Two themes pervade my research for the sequel to Every Time I Think of You.
So many new developments in each area promise a great future for the duo in this 1980s-set story. But unfortunately, I can't include them, because they wouldn't have happened yet.
But I can share them now.
On the anniversary of his birth, Lawrence Carter-Long shares a vintage 60 Minutes interview with disability activist pioneer Ed Roberts. Among the many disability history books I'm reading, Ed Roberts gets mention in each of them. The pioneering activist pushed for accessibility on campuses and elsewhere. His legacy lives on at the Berkeley Ed Roberts Campus, a wonder of sustainable accessible architectural ingenuity.
At upper left, one of a few pics I took at the Center's lobby in 2012:
So many developments have advanced mobility, such as these robotic walkers.
But do wheelchair users want to become so cyborgian? I'm curious. It's also curious to find someone who can afford the €52,500 it costs. (What's that in dollars? Too much for anyone but millionaires.)
On a more realistic scale, schools now have to provide sports activities for disabled students.
Sports Illustrated/CNN reports that "The order is reminiscent of the Title IX expansion four decades ago of athletic opportunities for girls and women and could bring sweeping changes to school budgets and locker rooms for years to come. Students with disabilities who want to play for their school could join traditional teams if officials could make "reasonable modifications'' to accommodate them."
This is crucial, because a new study shows that disabled people and teens are more likely to be bullied than other people.Exclusion from recreation is just one of many isolating situations that lead to such discord.
"According to the federal government's Stop Bullying website, children with physical disabilities such as epilepsy or cerebral palsy are at a greater risk for being bullied. Children with learning disabilities are also a target, such as autistic children. One study found 83 percent of adults who stuttered as children said they were teased or bullied. 'Having a disability alone can cause socialized isolation, self-esteem problems,' Ventura said."

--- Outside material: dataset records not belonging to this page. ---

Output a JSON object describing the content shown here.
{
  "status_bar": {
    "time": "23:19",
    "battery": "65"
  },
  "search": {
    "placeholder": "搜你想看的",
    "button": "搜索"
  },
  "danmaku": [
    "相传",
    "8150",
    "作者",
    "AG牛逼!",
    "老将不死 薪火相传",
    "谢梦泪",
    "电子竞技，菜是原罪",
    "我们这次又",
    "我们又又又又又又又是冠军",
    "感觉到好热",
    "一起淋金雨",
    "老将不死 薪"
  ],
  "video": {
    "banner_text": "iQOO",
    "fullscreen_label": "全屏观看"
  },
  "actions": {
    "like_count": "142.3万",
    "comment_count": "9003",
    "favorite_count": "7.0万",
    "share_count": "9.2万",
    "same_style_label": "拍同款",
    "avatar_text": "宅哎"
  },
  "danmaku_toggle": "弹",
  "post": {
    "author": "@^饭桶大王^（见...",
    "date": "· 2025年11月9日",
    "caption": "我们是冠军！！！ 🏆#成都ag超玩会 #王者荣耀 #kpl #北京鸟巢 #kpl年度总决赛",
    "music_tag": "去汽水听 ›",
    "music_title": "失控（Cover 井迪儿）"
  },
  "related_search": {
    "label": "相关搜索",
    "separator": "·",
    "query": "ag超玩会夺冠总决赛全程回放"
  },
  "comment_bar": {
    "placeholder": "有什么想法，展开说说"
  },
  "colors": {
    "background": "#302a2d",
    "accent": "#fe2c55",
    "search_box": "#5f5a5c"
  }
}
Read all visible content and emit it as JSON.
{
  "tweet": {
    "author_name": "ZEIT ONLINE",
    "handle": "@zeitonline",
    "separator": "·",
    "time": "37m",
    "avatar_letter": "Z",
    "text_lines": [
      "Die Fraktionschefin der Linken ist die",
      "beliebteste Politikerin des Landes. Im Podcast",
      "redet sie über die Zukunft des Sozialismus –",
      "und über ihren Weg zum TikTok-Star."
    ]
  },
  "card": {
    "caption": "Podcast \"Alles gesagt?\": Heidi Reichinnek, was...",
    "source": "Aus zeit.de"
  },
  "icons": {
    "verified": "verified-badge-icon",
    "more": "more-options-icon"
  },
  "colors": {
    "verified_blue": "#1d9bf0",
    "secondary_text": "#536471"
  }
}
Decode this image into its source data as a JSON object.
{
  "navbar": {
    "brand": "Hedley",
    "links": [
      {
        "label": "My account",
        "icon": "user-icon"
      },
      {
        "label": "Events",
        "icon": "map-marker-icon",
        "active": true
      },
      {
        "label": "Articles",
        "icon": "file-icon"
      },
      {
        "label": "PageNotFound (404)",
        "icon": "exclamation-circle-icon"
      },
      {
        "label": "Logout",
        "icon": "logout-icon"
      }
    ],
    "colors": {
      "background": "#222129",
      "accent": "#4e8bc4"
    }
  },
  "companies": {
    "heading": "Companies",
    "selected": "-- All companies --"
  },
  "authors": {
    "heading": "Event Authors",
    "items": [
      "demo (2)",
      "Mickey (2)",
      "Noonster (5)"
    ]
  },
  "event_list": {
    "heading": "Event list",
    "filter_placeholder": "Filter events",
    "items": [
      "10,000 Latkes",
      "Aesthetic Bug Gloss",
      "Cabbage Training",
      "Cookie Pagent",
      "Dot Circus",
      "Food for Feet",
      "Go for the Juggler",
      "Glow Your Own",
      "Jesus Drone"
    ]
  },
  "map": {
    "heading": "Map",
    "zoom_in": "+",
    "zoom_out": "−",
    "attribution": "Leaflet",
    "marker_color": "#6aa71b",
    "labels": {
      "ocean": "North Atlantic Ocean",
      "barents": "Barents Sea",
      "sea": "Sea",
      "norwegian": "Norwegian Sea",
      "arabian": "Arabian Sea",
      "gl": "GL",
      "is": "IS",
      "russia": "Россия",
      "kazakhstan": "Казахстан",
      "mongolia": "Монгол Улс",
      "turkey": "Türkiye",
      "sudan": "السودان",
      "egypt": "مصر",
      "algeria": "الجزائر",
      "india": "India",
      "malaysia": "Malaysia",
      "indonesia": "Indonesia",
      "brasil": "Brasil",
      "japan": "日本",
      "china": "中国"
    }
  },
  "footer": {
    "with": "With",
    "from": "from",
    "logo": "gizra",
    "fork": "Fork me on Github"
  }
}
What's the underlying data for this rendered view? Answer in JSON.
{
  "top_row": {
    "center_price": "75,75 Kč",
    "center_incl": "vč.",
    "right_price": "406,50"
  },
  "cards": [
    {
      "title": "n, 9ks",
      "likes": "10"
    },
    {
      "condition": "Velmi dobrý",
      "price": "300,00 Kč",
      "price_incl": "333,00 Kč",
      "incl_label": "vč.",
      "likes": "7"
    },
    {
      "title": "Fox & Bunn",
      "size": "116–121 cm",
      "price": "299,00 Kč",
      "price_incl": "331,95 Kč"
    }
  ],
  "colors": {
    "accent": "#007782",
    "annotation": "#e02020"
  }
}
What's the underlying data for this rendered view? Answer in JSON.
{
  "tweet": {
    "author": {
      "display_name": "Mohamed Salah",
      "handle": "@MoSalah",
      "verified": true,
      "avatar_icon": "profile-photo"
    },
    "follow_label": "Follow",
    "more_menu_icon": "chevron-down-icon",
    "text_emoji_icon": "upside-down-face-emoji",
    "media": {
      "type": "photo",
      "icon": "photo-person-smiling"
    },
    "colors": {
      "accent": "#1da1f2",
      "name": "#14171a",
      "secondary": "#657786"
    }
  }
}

But there is hope. A new line of children's books showcase disability in a variety of sweet understandable illustrated ways. The next generation should be even better.
National Geographic's feature shows the daunting task of measuring a Giant Sequoia tree.
"It’s not quite the largest tree on Earth. It’s the second largest. Recent research by scientist Steve Sillett of Humboldt State University and his colleagues has confirmed that the President ranks number two among all big trees that have ever been measured—and Sillett’s team has measured quite a few. It doesn’t stand so tall as the tallest of coast redwoods or of Eucalyptus regnans in Australia, but height isn’t everything; it’s far more massive than any coast redwood or eucalypt. Its dead spire, blasted by lightning, rises to 247 feet. Its four great limbs, each as big as a sizable tree, elbow outward from the trunk around halfway up, billowing into a thick crown like a mushroom cloud flattening against the sky. Although its trunk isn’t quite so bulky as that of the largest giant, the General Sherman, its crown is fuller than the Sherman’s. The President holds nearly two billion leaves."So, growth and change, adaptability continue.
Disability Ball brought more than 400 people together to celebrate Obama's staying in the White House.
The disability ball was hosted by the American Association of People with Disabilities and Disability Power & Pride and has support from The Arc, United Cerebral Palsy and the National Council on Independent Living, among other groups.
I mean, who doesn't love service dogs featured in the presidential inaugural parade?
Here is Matt Trott's USA Today feature on his experience participating in the parade.
It's a great new era, which unfortunately, cannot be portrayed in my past-tense fiction. Things were very different then. Still, it's great to see these changes.